SIG activities include coordinated annotation campaigns, shared tasks influenced by competitions like SemEval, CoNLL, BioNLP, Text REtrieval Conference, and collaborative projects with labs at MIT CSAIL, Allen Institute for AI, SRI International, Max Planck Institute for Psycholinguistics, and INRIA. Projects have produced multilingual corpora drawing on efforts from Europarl, OPUS, Common Voice, Global Voices, and language documentation initiatives affiliated with UNESCO and Endangered Languages Project. The SIG sponsors tool development used by teams at Universität Stuttgart, University of Leiden, University of Helsinki, and Universidad Nacional Autónoma de México, integrating software such as UIMA, GATE, Brat, INCEpTION, and ELAN.

SIG outputs include recommendations that informed standards like Universal Dependencies, ISO 24619, ISOcat, and annotation models used in Penn Treebank, PropBank, FrameNet, OntoNotes, and WordNet.

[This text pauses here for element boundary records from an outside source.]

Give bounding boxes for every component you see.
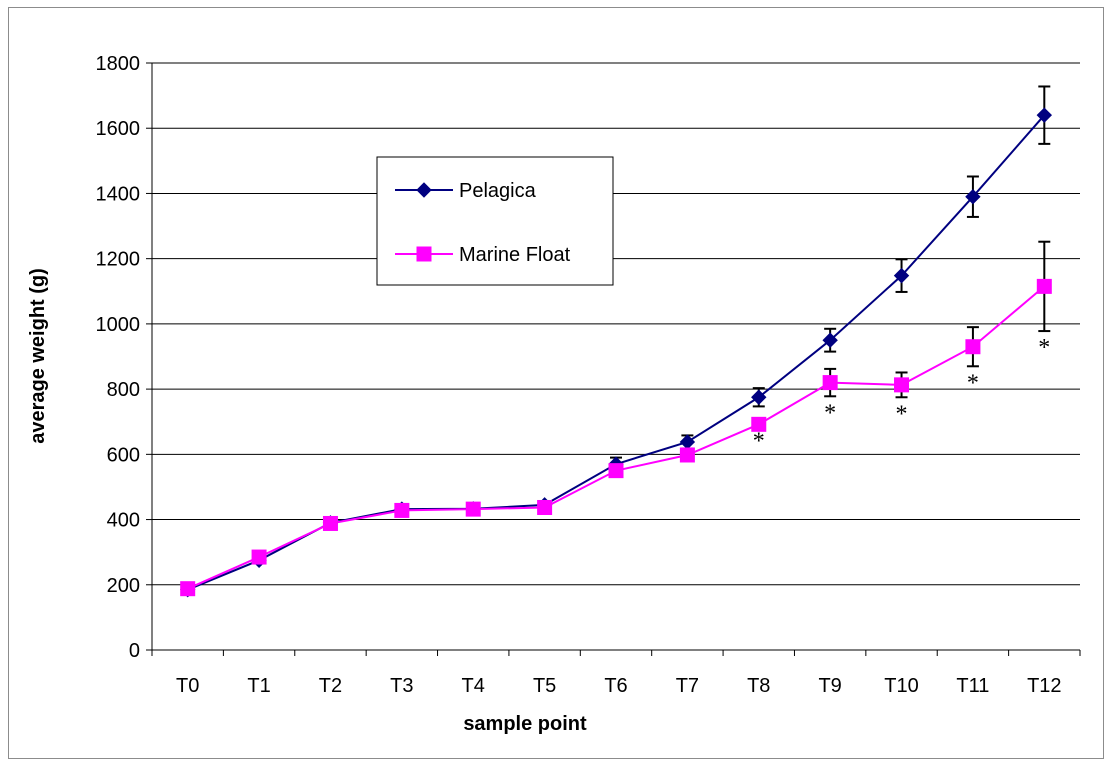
significance-asterisk: *: [1038, 335, 1050, 361]
y-tick-label: 1200: [96, 249, 141, 271]
legend-pelagica-marker: [416, 182, 432, 198]
marine-float-point: [965, 339, 981, 355]
marine-float-point: [608, 463, 624, 479]
significance-asterisk: *: [753, 428, 765, 454]
legend-marine-float-marker: [416, 246, 432, 262]
y-axis-title: average weight (g): [27, 268, 49, 444]
marine-float-point: [1036, 278, 1052, 294]
marine-float-point: [679, 447, 695, 463]
legend: Pelagica Marine Float: [376, 156, 614, 286]
x-tick-label: T4: [462, 675, 485, 697]
x-tick-label: T10: [884, 675, 918, 697]
y-tick-labels: 0 200 400 600 800 1000 1200 1400 1600 1800: [96, 53, 141, 662]
marine-float-line: [187, 285, 1045, 590]
significance-asterisk: *: [967, 370, 979, 396]
marine-float-point: [894, 377, 910, 393]
marine-float-point: [394, 502, 410, 518]
y-tick-label: 1800: [96, 53, 141, 75]
x-tick-label: T12: [1027, 675, 1061, 697]
legend-box: [376, 156, 614, 286]
series-lines: [187, 114, 1046, 591]
marine-float-point: [751, 416, 767, 432]
y-tick-label: 1600: [96, 118, 141, 140]
marine-float-point: [180, 581, 196, 597]
x-tick-label: T8: [747, 675, 770, 697]
chart-frame: [8, 7, 1104, 759]
marine-float-point: [822, 375, 838, 391]
x-tick-label: T6: [604, 675, 627, 697]
marine-float-point: [251, 549, 267, 565]
y-tick-label: 1400: [96, 183, 141, 205]
series-markers: [179, 107, 1053, 598]
y-tick-label: 200: [107, 575, 140, 597]
pelagica-line: [187, 114, 1046, 591]
pelagica-point: [965, 188, 981, 205]
pelagica-point: [679, 434, 696, 450]
marine-float-point: [465, 501, 481, 517]
marine-float-point: [537, 499, 553, 515]
marine-float-point: [322, 515, 338, 531]
x-tick-label: T9: [818, 675, 841, 697]
x-tick-label: T0: [176, 675, 199, 697]
significance-asterisk: *: [824, 400, 836, 426]
x-tick-label: T11: [956, 675, 989, 697]
x-tick-label: T5: [533, 675, 556, 697]
x-tick-label: T1: [247, 675, 270, 697]
x-tick-label: T7: [676, 675, 699, 697]
x-tick-label: T2: [319, 675, 342, 697]
pelagica-point: [1036, 107, 1053, 123]
x-tick-labels: T0 T1 T2 T3 T4 T5 T6 T7 T8 T9 T10 T11 T12: [176, 675, 1062, 697]
significance-annotations: * * * * *: [753, 335, 1051, 454]
axes: [146, 62, 1081, 656]
x-tick-label: T3: [390, 675, 413, 697]
x-axis-title: sample point: [463, 713, 587, 735]
significance-asterisk: *: [896, 401, 908, 427]
legend-marine-float-label: Marine Float: [459, 244, 571, 266]
y-tick-label: 1000: [96, 314, 141, 336]
gridlines: [152, 62, 1080, 586]
pelagica-point: [822, 332, 838, 348]
pelagica-point: [893, 267, 910, 284]
y-tick-label: 600: [107, 444, 140, 466]
pelagica-point: [751, 389, 767, 405]
y-tick-label: 0: [129, 640, 140, 662]
y-tick-label: 400: [107, 510, 140, 532]
y-tick-label: 800: [107, 379, 140, 401]
legend-pelagica-label: Pelagica: [459, 180, 537, 202]
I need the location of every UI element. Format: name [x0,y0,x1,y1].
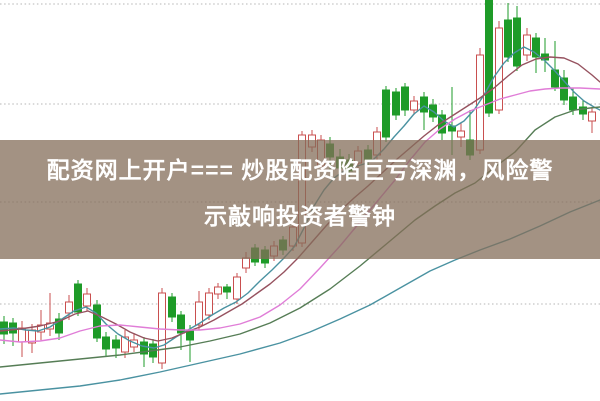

It curates resources deposited with Linguistic Data Consortium, ELRA, and repositories at GitHub as well as corpora cited in proceedings of ACL (conference), NAACL, EMNLP, and LREC. The SIG advances metadata and licensing practices aligning with frameworks used by Creative Commons, Open Data Commons, ORCID, and institutional repositories at Harvard University, MIT Libraries, and British Library.

Governance follows practices adopted by peer groups in the ACL ecosystem, with elected officers drawn from universities and labs such as Stanford University, Johns Hopkins University, University of Edinburgh, University of Maryland, Microsoft Research, and Google Research. Membership comprises academics, industry researchers, and curators affiliated with LDC, ELRA, NIST, Max Planck Institute for Informatics, Facebook AI Research, and consortia like CLARIN and META-NET. The SIG coordinates with committees and working groups modeled after governance at Association for Computational Linguistics, IEEE, and ACM.

The SIG organizes special sessions and workshops co-located with major events such as ACL (conference), EMNLP, COLING, LREC, NAACL, ICASSP, and NeurIPS tutorials. It runs recurring tutorials taught by experts from Stanford University, MIT, Princeton University, Johns Hopkins University, and University of Cambridge and sponsors shared tasks akin to CoNLL Shared Task and SemEval tracks. Workshops have featured keynote speakers from Google Research, Microsoft Research, Facebook AI Research, IBM Research, and DeepMind.

The SIG's work influenced annotation practices in major corpora and toolchains adopted across projects at Stanford CoreNLP, spaCy, NLTK, AllenNLP, Hugging Face, TensorFlow, and PyTorch-based pipelines. Its standards improved interoperability for initiatives at European Commission research programs, archival projects at Library of Congress, and multilingual efforts such as Common Voice and Wikidata. Alumni and contributors have held positions at Google, Facebook, Amazon, Apple, Microsoft, and universities including Harvard University, University of Oxford, University of Cambridge, and Stanford University, propagating best practices in annotation across industry and academia.